Kelly’s supporters are also trying to paint a picture of a bipartisan administration in Topeka by touting a list of roughly 60 Republicans who have endorsed Kelly’s reelection bid, including former state Rep. Jan Kessinger.
And similar to how Republicans are tying Kelly to Biden, Democrats have employed a strategy of tying Schmidt to Kelly’s predecessor, former Gov. Sam Brownback (R), who was ranked as the country’s least popular governor at one point during his tenure. Schmidt also served with Brownback as attorney general when Brownback was governor. One Democratic operative referred to Schmidt as a “back to Brownback candidate.”
“The RGA might want to listen to Republicans in Kansas who continue to approve and endorse Gov. Kelly’s successful record of working with both parties to axe the food tax, fully fund schools and attract record business investments — all while balancing the budget,” said Sam Newton, deputy communications director at the Democratic Governors Association (DGA). “In contrast, the only thing Kansans know about Derek Schmidt is that he’d drag the state back to the budget disasters and devastating cuts to education he defended under Sam Brownback.”
The Kansas Democratic Party echoed the DGA’s strategy of roping Brownback into the discourse in a statement to The Hill.
“Kansans haven’t forgotten, and want to keep moving forward and continue making history as one of the best states to do business under Governor Laura Kelly,” said state Democratic Party spokesperson Emma O’Brien.
While Republicans say they are not betting on Brownback getting back on the campaign trail with Schmidt, they are also dismissing the Democratic strategy of tying Kelly to the last GOP governor of Kansas.
“Brownback hasn’t been governor for five years,” said the Republican familiar with the state’s gubernatorial race. “It would be like tying Kelly to maybe Obama.

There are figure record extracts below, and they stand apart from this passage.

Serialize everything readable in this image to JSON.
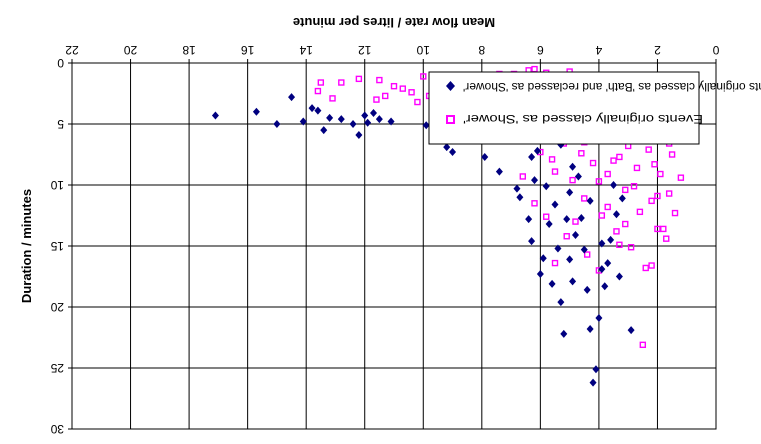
{
  "chart_data": {
    "type": "scatter",
    "orientation": "rotated 180 degrees (image is upside-down)",
    "title": "",
    "xlabel": "Mean flow rate / litres per minute",
    "ylabel": "Duration / minutes",
    "xlim": [
      0,
      22
    ],
    "ylim": [
      0,
      30
    ],
    "x_ticks": [
      "0",
      "2",
      "4",
      "6",
      "8",
      "10",
      "12",
      "14",
      "16",
      "18",
      "20",
      "22"
    ],
    "y_ticks": [
      "0",
      "5",
      "10",
      "15",
      "20",
      "25",
      "30"
    ],
    "y_inverted": true,
    "grid": true,
    "legend_position": "bottom-right",
    "series": [
      {
        "name": "Events originally classed as 'Bath' and reclassed as 'Shower'",
        "marker": "diamond",
        "color": "#000080",
        "points": [
          [
            17.1,
            4.3
          ],
          [
            15.7,
            4.0
          ],
          [
            15.0,
            5.0
          ],
          [
            14.5,
            2.8
          ],
          [
            14.1,
            4.8
          ],
          [
            13.8,
            3.7
          ],
          [
            13.6,
            3.9
          ],
          [
            13.4,
            5.5
          ],
          [
            13.2,
            4.5
          ],
          [
            12.8,
            4.6
          ],
          [
            12.4,
            5.0
          ],
          [
            12.2,
            5.9
          ],
          [
            12.0,
            4.3
          ],
          [
            11.9,
            4.9
          ],
          [
            11.7,
            4.1
          ],
          [
            11.5,
            4.6
          ],
          [
            11.1,
            4.8
          ],
          [
            9.9,
            5.1
          ],
          [
            9.6,
            5.5
          ],
          [
            9.3,
            4.6
          ],
          [
            9.2,
            6.9
          ],
          [
            9.0,
            7.3
          ],
          [
            8.7,
            5.4
          ],
          [
            8.2,
            6.3
          ],
          [
            8.0,
            5.2
          ],
          [
            7.9,
            7.7
          ],
          [
            7.6,
            5.5
          ],
          [
            7.4,
            8.9
          ],
          [
            7.2,
            3.3
          ],
          [
            7.0,
            2.7
          ],
          [
            6.9,
            6.1
          ],
          [
            6.8,
            10.3
          ],
          [
            6.7,
            11.0
          ],
          [
            6.6,
            4.8
          ],
          [
            6.5,
            5.3
          ],
          [
            6.4,
            12.8
          ],
          [
            6.3,
            14.6
          ],
          [
            6.2,
            9.6
          ],
          [
            6.1,
            7.2
          ],
          [
            6.0,
            17.3
          ],
          [
            5.9,
            16.0
          ],
          [
            5.8,
            10.1
          ],
          [
            5.7,
            13.2
          ],
          [
            5.6,
            18.1
          ],
          [
            5.5,
            11.6
          ],
          [
            5.4,
            15.2
          ],
          [
            5.3,
            19.6
          ],
          [
            5.2,
            22.2
          ],
          [
            5.1,
            12.8
          ],
          [
            5.0,
            16.1
          ],
          [
            4.9,
            17.9
          ],
          [
            4.8,
            14.1
          ],
          [
            4.7,
            9.3
          ],
          [
            4.6,
            12.7
          ],
          [
            4.5,
            15.3
          ],
          [
            4.4,
            18.6
          ],
          [
            4.3,
            21.8
          ],
          [
            4.2,
            26.2
          ],
          [
            4.1,
            25.1
          ],
          [
            4.0,
            20.9
          ],
          [
            3.9,
            14.8
          ],
          [
            3.8,
            18.3
          ],
          [
            3.7,
            16.4
          ],
          [
            3.6,
            14.5
          ],
          [
            3.5,
            10.0
          ],
          [
            3.4,
            12.4
          ],
          [
            3.3,
            17.5
          ],
          [
            3.2,
            11.1
          ],
          [
            2.9,
            21.9
          ],
          [
            4.3,
            11.3
          ],
          [
            4.9,
            8.5
          ],
          [
            5.3,
            6.7
          ],
          [
            6.3,
            7.7
          ],
          [
            5.0,
            10.6
          ],
          [
            3.9,
            16.9
          ]
        ]
      },
      {
        "name": "Events originally classed as 'Shower'",
        "marker": "square",
        "color": "#ff00ff",
        "points": [
          [
            13.5,
            1.6
          ],
          [
            12.8,
            1.6
          ],
          [
            11.5,
            1.4
          ],
          [
            11.3,
            2.7
          ],
          [
            11.0,
            1.9
          ],
          [
            10.7,
            2.1
          ],
          [
            10.2,
            3.2
          ],
          [
            10.0,
            1.1
          ],
          [
            9.8,
            2.7
          ],
          [
            9.5,
            3.8
          ],
          [
            9.3,
            2.2
          ],
          [
            9.0,
            3.2
          ],
          [
            8.8,
            1.5
          ],
          [
            8.6,
            2.9
          ],
          [
            8.3,
            3.6
          ],
          [
            8.1,
            1.8
          ],
          [
            7.9,
            4.2
          ],
          [
            7.8,
            2.5
          ],
          [
            7.6,
            1.0
          ],
          [
            7.4,
            3.4
          ],
          [
            7.2,
            2.1
          ],
          [
            7.0,
            5.7
          ],
          [
            6.9,
            0.9
          ],
          [
            6.8,
            4.4
          ],
          [
            6.7,
            1.8
          ],
          [
            6.6,
            3.1
          ],
          [
            6.5,
            6.4
          ],
          [
            6.4,
            0.6
          ],
          [
            6.3,
            2.4
          ],
          [
            6.2,
            4.9
          ],
          [
            6.1,
            1.5
          ],
          [
            6.0,
            7.3
          ],
          [
            5.9,
            3.6
          ],
          [
            5.8,
            0.8
          ],
          [
            5.7,
            5.5
          ],
          [
            5.6,
            2.7
          ],
          [
            5.5,
            8.9
          ],
          [
            5.4,
            1.9
          ],
          [
            5.3,
            4.2
          ],
          [
            5.2,
            6.6
          ],
          [
            5.1,
            1.1
          ],
          [
            5.0,
            3.3
          ],
          [
            4.9,
            9.6
          ],
          [
            4.8,
            5.1
          ],
          [
            4.7,
            2.2
          ],
          [
            4.6,
            7.4
          ],
          [
            4.5,
            11.1
          ],
          [
            4.4,
            1.4
          ],
          [
            4.3,
            4.6
          ],
          [
            4.2,
            8.2
          ],
          [
            4.1,
            2.9
          ],
          [
            4.0,
            6.0
          ],
          [
            3.9,
            12.5
          ],
          [
            3.8,
            3.8
          ],
          [
            3.7,
            9.1
          ],
          [
            3.6,
            1.9
          ],
          [
            3.5,
            5.4
          ],
          [
            3.4,
            13.8
          ],
          [
            3.3,
            7.7
          ],
          [
            3.2,
            3.1
          ],
          [
            3.1,
            10.4
          ],
          [
            3.0,
            5.9
          ],
          [
            2.9,
            15.1
          ],
          [
            2.8,
            2.4
          ],
          [
            2.7,
            8.6
          ],
          [
            2.6,
            12.2
          ],
          [
            2.5,
            4.9
          ],
          [
            2.4,
            16.8
          ],
          [
            2.3,
            7.1
          ],
          [
            2.2,
            11.3
          ],
          [
            2.1,
            3.5
          ],
          [
            2.0,
            13.6
          ],
          [
            1.9,
            9.1
          ],
          [
            1.8,
            5.8
          ],
          [
            1.7,
            14.4
          ],
          [
            1.6,
            10.7
          ],
          [
            1.5,
            7.5
          ],
          [
            1.4,
            12.3
          ],
          [
            1.3,
            6.1
          ],
          [
            1.2,
            9.4
          ],
          [
            2.5,
            23.1
          ],
          [
            2.2,
            16.6
          ],
          [
            3.3,
            14.9
          ],
          [
            2.0,
            10.9
          ],
          [
            1.8,
            13.6
          ],
          [
            5.8,
            12.6
          ],
          [
            5.1,
            14.2
          ],
          [
            4.4,
            15.7
          ],
          [
            6.6,
            9.3
          ],
          [
            3.7,
            11.8
          ],
          [
            4.8,
            13.0
          ],
          [
            5.5,
            16.4
          ],
          [
            4.0,
            17.0
          ],
          [
            6.2,
            11.5
          ],
          [
            3.1,
            13.2
          ],
          [
            2.8,
            10.1
          ],
          [
            1.6,
            6.6
          ],
          [
            1.4,
            4.4
          ],
          [
            1.9,
            3.3
          ],
          [
            2.3,
            2.6
          ],
          [
            2.7,
            4.0
          ],
          [
            3.0,
            2.1
          ],
          [
            3.4,
            1.8
          ],
          [
            3.8,
            3.0
          ],
          [
            4.2,
            2.4
          ],
          [
            4.6,
            1.7
          ],
          [
            5.0,
            0.7
          ],
          [
            5.4,
            3.6
          ],
          [
            5.8,
            2.3
          ],
          [
            6.2,
            0.5
          ],
          [
            6.6,
            1.2
          ],
          [
            7.0,
            3.2
          ],
          [
            7.4,
            0.9
          ],
          [
            7.8,
            1.6
          ],
          [
            8.2,
            2.1
          ],
          [
            8.6,
            4.3
          ],
          [
            9.1,
            1.3
          ],
          [
            9.6,
            1.9
          ],
          [
            10.4,
            2.4
          ],
          [
            11.6,
            3.0
          ],
          [
            12.2,
            1.3
          ],
          [
            13.1,
            2.9
          ],
          [
            13.6,
            2.3
          ],
          [
            3.5,
            8.0
          ],
          [
            4.5,
            6.5
          ],
          [
            5.2,
            5.0
          ],
          [
            3.0,
            6.8
          ],
          [
            2.1,
            8.3
          ],
          [
            4.0,
            9.7
          ],
          [
            5.6,
            7.9
          ]
        ]
      }
    ]
  }
}
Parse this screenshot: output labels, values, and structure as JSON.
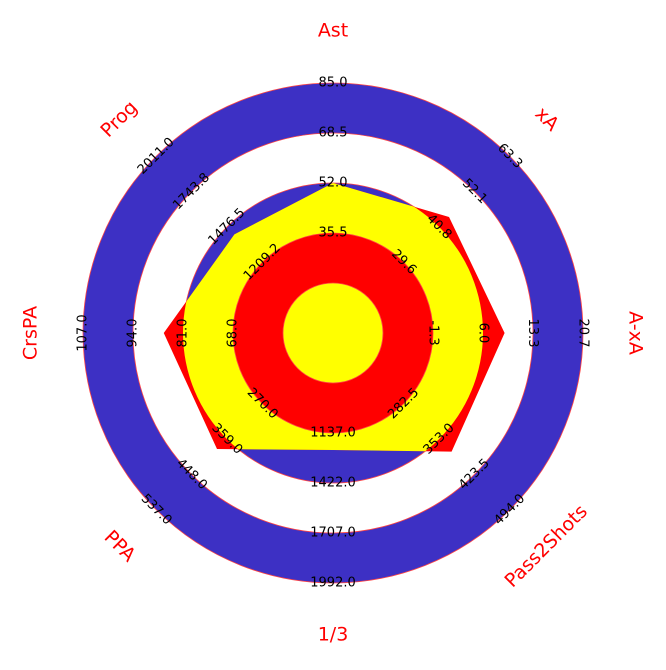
{
  "chart_data": {
    "type": "radar",
    "categories": [
      "Ast",
      "xA",
      "A-xA",
      "Pass2Shots",
      "1/3",
      "PPA",
      "CrsPA",
      "Prog"
    ],
    "axes": [
      {
        "lim": [
          35.5,
          85.0
        ],
        "ticks": [
          35.5,
          52.0,
          68.5,
          85.0
        ]
      },
      {
        "lim": [
          29.6,
          63.3
        ],
        "ticks": [
          29.6,
          40.8,
          52.1,
          63.3
        ]
      },
      {
        "lim": [
          -1.3,
          20.7
        ],
        "ticks": [
          -1.3,
          6.0,
          13.3,
          20.7
        ]
      },
      {
        "lim": [
          282.5,
          494.0
        ],
        "ticks": [
          282.5,
          353.0,
          423.5,
          494.0
        ]
      },
      {
        "lim": [
          1137.0,
          1992.0
        ],
        "ticks": [
          1137.0,
          1422.0,
          1707.0,
          1992.0
        ]
      },
      {
        "lim": [
          270.0,
          537.0
        ],
        "ticks": [
          270.0,
          359.0,
          448.0,
          537.0
        ]
      },
      {
        "lim": [
          68.0,
          107.0
        ],
        "ticks": [
          68.0,
          81.0,
          94.0,
          107.0
        ]
      },
      {
        "lim": [
          1209.2,
          2011.0
        ],
        "ticks": [
          1209.2,
          1476.5,
          1743.8,
          2011.0
        ]
      }
    ],
    "series": [
      {
        "values": [
          52.0,
          44.0,
          9.2,
          378,
          1234,
          384,
          86,
          1420
        ],
        "color": "#ff0000",
        "inner_color": "#ffff00"
      }
    ],
    "ring_color": "#3d30c4"
  }
}
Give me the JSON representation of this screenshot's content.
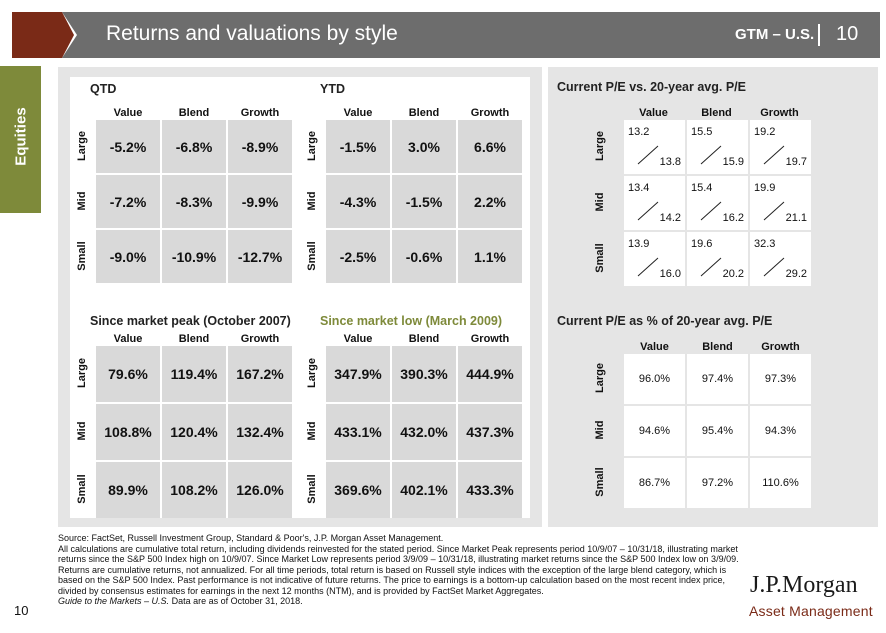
{
  "header": {
    "title": "Returns and valuations by style",
    "section": "GTM – U.S.",
    "separator": "|",
    "page": "10"
  },
  "side_tab": {
    "label": "Equities"
  },
  "returns": {
    "columns": [
      "Value",
      "Blend",
      "Growth"
    ],
    "rows": [
      "Large",
      "Mid",
      "Small"
    ],
    "qtd": {
      "title": "QTD",
      "values": [
        [
          "-5.2%",
          "-6.8%",
          "-8.9%"
        ],
        [
          "-7.2%",
          "-8.3%",
          "-9.9%"
        ],
        [
          "-9.0%",
          "-10.9%",
          "-12.7%"
        ]
      ]
    },
    "ytd": {
      "title": "YTD",
      "values": [
        [
          "-1.5%",
          "3.0%",
          "6.6%"
        ],
        [
          "-4.3%",
          "-1.5%",
          "2.2%"
        ],
        [
          "-2.5%",
          "-0.6%",
          "1.1%"
        ]
      ]
    },
    "since_peak": {
      "title": "Since market peak (October 2007)",
      "values": [
        [
          "79.6%",
          "119.4%",
          "167.2%"
        ],
        [
          "108.8%",
          "120.4%",
          "132.4%"
        ],
        [
          "89.9%",
          "108.2%",
          "126.0%"
        ]
      ]
    },
    "since_low": {
      "title": "Since market low (March 2009)",
      "title_color": "#7e8a3a",
      "values": [
        [
          "347.9%",
          "390.3%",
          "444.9%"
        ],
        [
          "433.1%",
          "432.0%",
          "437.3%"
        ],
        [
          "369.6%",
          "402.1%",
          "433.3%"
        ]
      ]
    }
  },
  "pe_vs_avg": {
    "title": "Current P/E vs. 20-year avg. P/E",
    "columns": [
      "Value",
      "Blend",
      "Growth"
    ],
    "rows": [
      "Large",
      "Mid",
      "Small"
    ],
    "current": [
      [
        "13.2",
        "15.5",
        "19.2"
      ],
      [
        "13.4",
        "15.4",
        "19.9"
      ],
      [
        "13.9",
        "19.6",
        "32.3"
      ]
    ],
    "average": [
      [
        "13.8",
        "15.9",
        "19.7"
      ],
      [
        "14.2",
        "16.2",
        "21.1"
      ],
      [
        "16.0",
        "20.2",
        "29.2"
      ]
    ]
  },
  "pe_pct": {
    "title": "Current P/E as % of 20-year avg. P/E",
    "columns": [
      "Value",
      "Blend",
      "Growth"
    ],
    "rows": [
      "Large",
      "Mid",
      "Small"
    ],
    "values": [
      [
        "96.0%",
        "97.4%",
        "97.3%"
      ],
      [
        "94.6%",
        "95.4%",
        "94.3%"
      ],
      [
        "86.7%",
        "97.2%",
        "110.6%"
      ]
    ]
  },
  "footnote": {
    "source": "Source: FactSet, Russell Investment Group, Standard & Poor's, J.P. Morgan Asset Management.",
    "body": "All calculations are cumulative total return, including dividends reinvested for the stated period. Since Market Peak represents period 10/9/07 – 10/31/18, illustrating market returns since the S&P 500 Index high on 10/9/07. Since Market Low represents period 3/9/09 – 10/31/18, illustrating market returns since the S&P 500 Index low on 3/9/09. Returns are cumulative returns, not annualized. For all time periods, total return is based on Russell style indices with the exception of the large blend category, which is based on the S&P 500 Index. Past performance is not indicative of future returns. The price to earnings is a bottom-up calculation based on the most recent index price, divided by consensus estimates for earnings in the next 12 months (NTM), and is provided by FactSet Market Aggregates.",
    "guide": "Guide to the Markets – U.S.",
    "asof": " Data are as of October 31, 2018."
  },
  "page_number": "10",
  "logo": {
    "main": "J.P.Morgan",
    "sub": "Asset Management"
  },
  "colors": {
    "header": "#6d6d6d",
    "chevron": "#7a2a17",
    "accent_green": "#7e8a3a",
    "panel": "#e5e5e5",
    "cell": "#d9d9d9"
  }
}
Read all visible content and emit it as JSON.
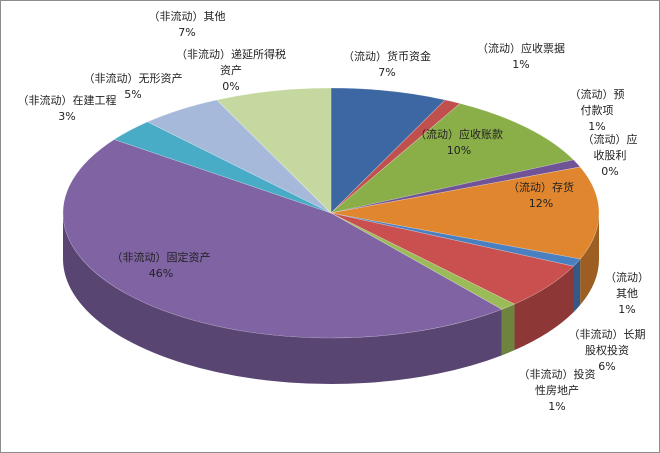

And I think there’s been efforts to tie her to Biden, but that makes a lot more sense because he’s the current president and he’s in the news all of the time.”
It remains to be seen how abortion will play out in the race as Kansans prepare to vote next week over whether to remove a right to have the procedure from the state’s constitution. The vote will mark the first on abortion rights since the Supreme Court overturned Roe v. Wade last month.
Polls show that voters are split over the amendment, with the anti-abortion rights side slightly leading. However, Republicans and Democrats both agree that November’s election will come down to the economy.
“This race is certainly going to come down to the kitchen table issues,” said one Democratic operative. “Are they economically more secure than they were just four years ago?”